Summary
In version D, the narrator describes the marriage between Madge and Fred: they are well-matched together, capable of working through any problems they might have.
However, their house is built near the sea, and their town is one day destroyed by a giant tidal wave. Many people die, but Fred and Madge are fortunate enough to escape. Their life continues as in version A.
In version E, Fred has a weak heart. He and Madge are kind and loving toward one another until Fred dies, and Madge devotes the rest of her life to charity work.
The narrator remarks that this version of the story could alternatively be about Madge suffering from cancer, the two of them acting "guilty and confused" while she dies slowly, and Fred devoting his life to bird watching after Madge's death (E).
In version F, the narrator encourages the reader to make John and Mary more complex and interesting characters like a revolutionary and a counterespionage agent. These alterations, the narrator says, might lead to "a lustful brawling saga of passionate involvement" before inevitably ending up as version A because "Remember, this is Canada" (F).
All endings to all stories, the narrator argues, are the same, with the only authentic ending to this particular story being "John and Mary die" (F). The narrator concludes that endings, then, are negligible while "beginnings are always more fun" and "true connoisseurs... are known to favor the stretch in between" (F).
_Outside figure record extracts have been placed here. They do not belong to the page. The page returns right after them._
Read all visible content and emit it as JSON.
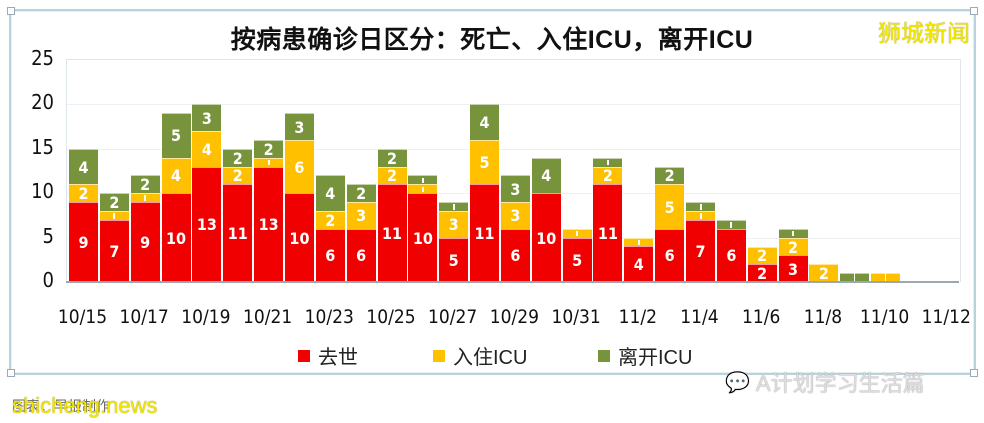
{
  "chart_data": {
    "type": "bar",
    "stacked": true,
    "title": "按病患确诊日区分：死亡、入住ICU，离开ICU",
    "xlabel": "",
    "ylabel": "",
    "ylim": [
      0,
      25
    ],
    "yticks": [
      0,
      5,
      10,
      15,
      20,
      25
    ],
    "grid": true,
    "legend_position": "bottom",
    "categories": [
      "10/15",
      "10/16",
      "10/17",
      "10/18",
      "10/19",
      "10/20",
      "10/21",
      "10/22",
      "10/23",
      "10/24",
      "10/25",
      "10/26",
      "10/27",
      "10/28",
      "10/29",
      "10/30",
      "10/31",
      "11/1",
      "11/2",
      "11/3",
      "11/4",
      "11/5",
      "11/6",
      "11/7",
      "11/8",
      "11/9",
      "11/10"
    ],
    "xtick_labels": [
      "10/15",
      "10/17",
      "10/19",
      "10/21",
      "10/23",
      "10/25",
      "10/27",
      "10/29",
      "10/31",
      "11/2",
      "11/4",
      "11/6",
      "11/8",
      "11/10",
      "11/12"
    ],
    "series": [
      {
        "name": "去世",
        "color": "#f00000",
        "values": [
          9,
          7,
          9,
          10,
          13,
          11,
          13,
          10,
          6,
          6,
          11,
          10,
          5,
          11,
          6,
          10,
          5,
          11,
          4,
          6,
          7,
          6,
          2,
          3,
          0,
          0,
          0
        ]
      },
      {
        "name": "入住ICU",
        "color": "#ffc000",
        "values": [
          2,
          1,
          1,
          4,
          4,
          2,
          1,
          6,
          2,
          3,
          2,
          1,
          3,
          5,
          3,
          0,
          1,
          2,
          1,
          5,
          1,
          0,
          2,
          2,
          2,
          0,
          1
        ]
      },
      {
        "name": "离开ICU",
        "color": "#77933c",
        "values": [
          4,
          2,
          2,
          5,
          3,
          2,
          2,
          3,
          4,
          2,
          2,
          1,
          1,
          4,
          3,
          4,
          0,
          1,
          0,
          2,
          1,
          1,
          0,
          1,
          0,
          1,
          0
        ]
      }
    ]
  },
  "header": {
    "title": "按病患确诊日区分：死亡、入住ICU，离开ICU",
    "watermark": "狮城新闻"
  },
  "legend": [
    {
      "label": "去世",
      "color": "#f00000"
    },
    {
      "label": "入住ICU",
      "color": "#ffc000"
    },
    {
      "label": "离开ICU",
      "color": "#77933c"
    }
  ],
  "footer": {
    "caption": "图表：早报制作",
    "site_watermark": "shicheng.news",
    "wechat_watermark": "A计划学习生活篇"
  }
}
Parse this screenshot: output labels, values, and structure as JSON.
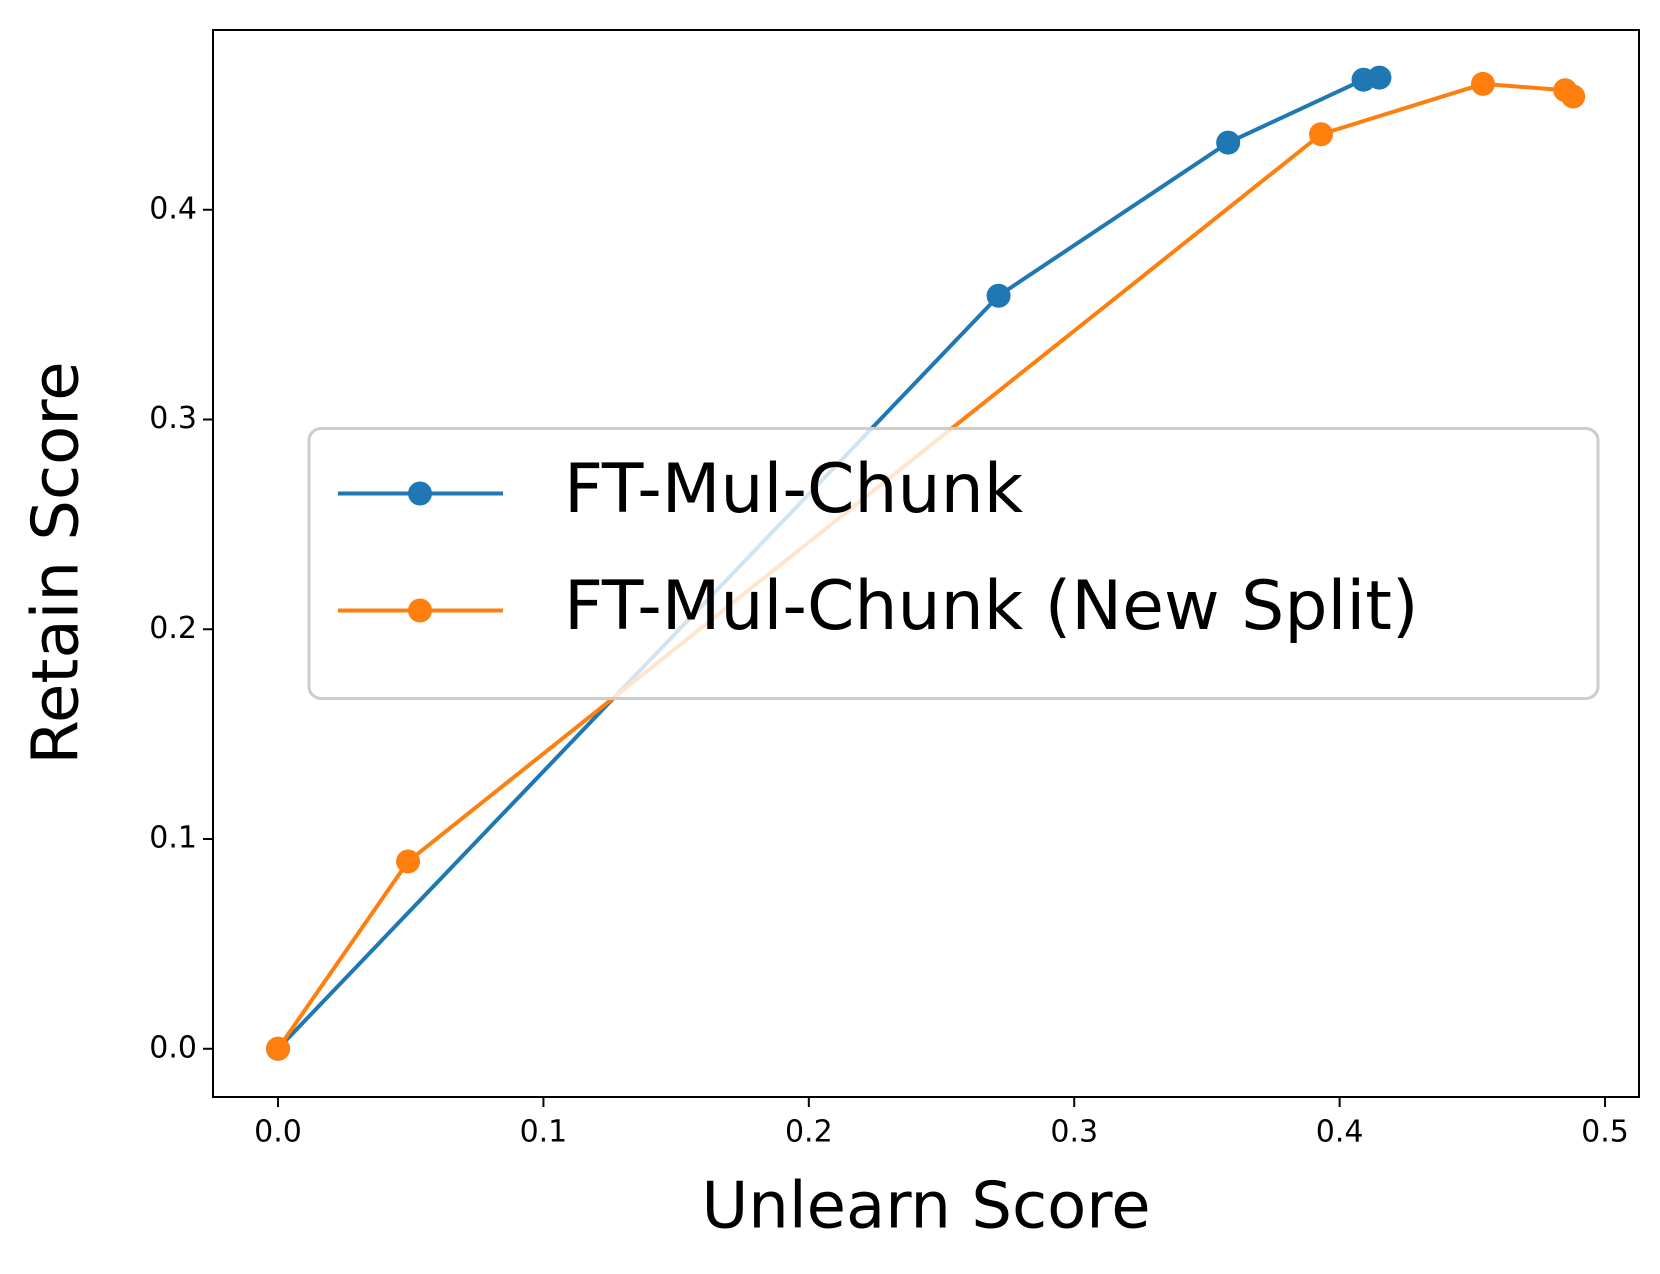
{
  "chart_data": {
    "type": "line",
    "xlabel": "Unlearn Score",
    "ylabel": "Retain Score",
    "xlim": [
      -0.0245,
      0.5128
    ],
    "ylim": [
      -0.023,
      0.4857
    ],
    "xticks": [
      {
        "value": 0,
        "label": "0.0"
      },
      0.1,
      0.2,
      0.3,
      0.4,
      0.5
    ],
    "yticks": [
      {
        "value": 0,
        "label": "0.0"
      },
      0.1,
      0.2,
      0.3,
      0.4
    ],
    "legend": "center right",
    "series": [
      {
        "name": "FT-Mul-Chunk",
        "color": "#1f77b4",
        "x": [
          0,
          0.2715,
          0.358,
          0.409,
          0.415
        ],
        "values": [
          0,
          0.359,
          0.432,
          0.462,
          0.463
        ]
      },
      {
        "name": "FT-Mul-Chunk (New Split)",
        "color": "#ff7f0e",
        "x": [
          0,
          0.049,
          0.393,
          0.454,
          0.485,
          0.488
        ],
        "values": [
          0,
          0.0893,
          0.436,
          0.46,
          0.457,
          0.454
        ]
      }
    ]
  }
}
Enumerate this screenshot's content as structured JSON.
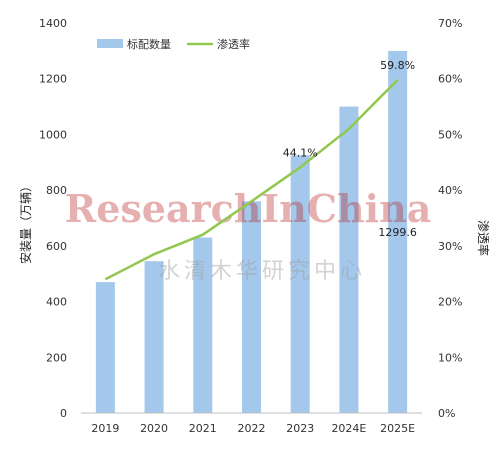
{
  "chart_data": {
    "type": "bar",
    "categories": [
      "2019",
      "2020",
      "2021",
      "2022",
      "2023",
      "2024E",
      "2025E"
    ],
    "series": [
      {
        "name": "标配数量",
        "type": "bar",
        "axis": "left",
        "values": [
          470,
          545,
          630,
          760,
          925,
          1100,
          1299.6
        ]
      },
      {
        "name": "渗透率",
        "type": "line",
        "axis": "right",
        "values": [
          24,
          28.5,
          32,
          38,
          44.1,
          51,
          59.8
        ]
      }
    ],
    "ylabel": "安装量（万辆）",
    "y2label": "渗透率",
    "ylim": [
      0,
      1400
    ],
    "yticks": [
      "0",
      "200",
      "400",
      "600",
      "800",
      "1000",
      "1200",
      "1400"
    ],
    "y2lim": [
      0,
      70
    ],
    "y2ticks": [
      "0%",
      "10%",
      "20%",
      "30%",
      "40%",
      "50%",
      "60%",
      "70%"
    ],
    "data_labels": [
      {
        "series": 1,
        "index": 4,
        "text": "44.1%"
      },
      {
        "series": 1,
        "index": 6,
        "text": "59.8%"
      },
      {
        "series": 0,
        "index": 6,
        "text": "1299.6"
      }
    ],
    "legend": "top-left",
    "grid": false,
    "colors": {
      "bar": "#a4c8ec",
      "line": "#92c84e"
    },
    "watermark": [
      "ResearchInChina",
      "水清木华研究中心"
    ]
  }
}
The story ends with the narrator encouraging readers to dispel with the "what" of a story and instead "try How and Why" (F).
Analysis
In the second half of the story, the pace of the narration quickens and words and phrases from versions A-C are recycled in these new versions. This rapid pace and obvious repetition suggest that the narrator herself is bored and fatigued by the process of generating all these ideas.
But while her plugging images and words from John and Mary's stories directly into Fred's and Madge's timeline might initially appear lazy to the reader, this repetition helps underscore the broader argument of "Happy Endings" as a whole: that endings to stories are fundamentally repetitive because, in reality, everyone dies. There is thus only one way any character's story can end – with death. The narrator confirms this argument when she, in part F, declares that no matter what personalities, professions, or defining characteristics one bestows on their characters, the story will always end in the exact same place as version A: that is, with characters dying.
This alone is a rather bleak interpretation of storytelling and reading alike. However, the narrator uses this conclusion about fiction-writing and reading as a way to argue, at the end of part F, what matters most in crafting and connecting with a particular story. "That's about all that can be said for plots," the narrator announces, "which anyway are just one thing after another, a what and a what and a what. Now try How and Why" (F).
Here, in the final lines of the story, the narrator suggests that plots, while seminal for shaping a story's narrative, are less interesting and meaningful than communicating elements like characters' motivations, emotions, and conflicts.
Furthermore, this final section of the story reveals that the entire text up to this point has been regarded by the narrator as a type of "first step" to the writing process. That is, the narrator posits herself as an educator explaining the significance of plot to fiction-writing, and like this story itself, plot becomes the initial effort one must make in order to write a compelling story. The ending of "Happy Endings" suggests that there should be – and indeed, must be – more to come, and therefore more to good fiction-writing than simply recounting one event after another.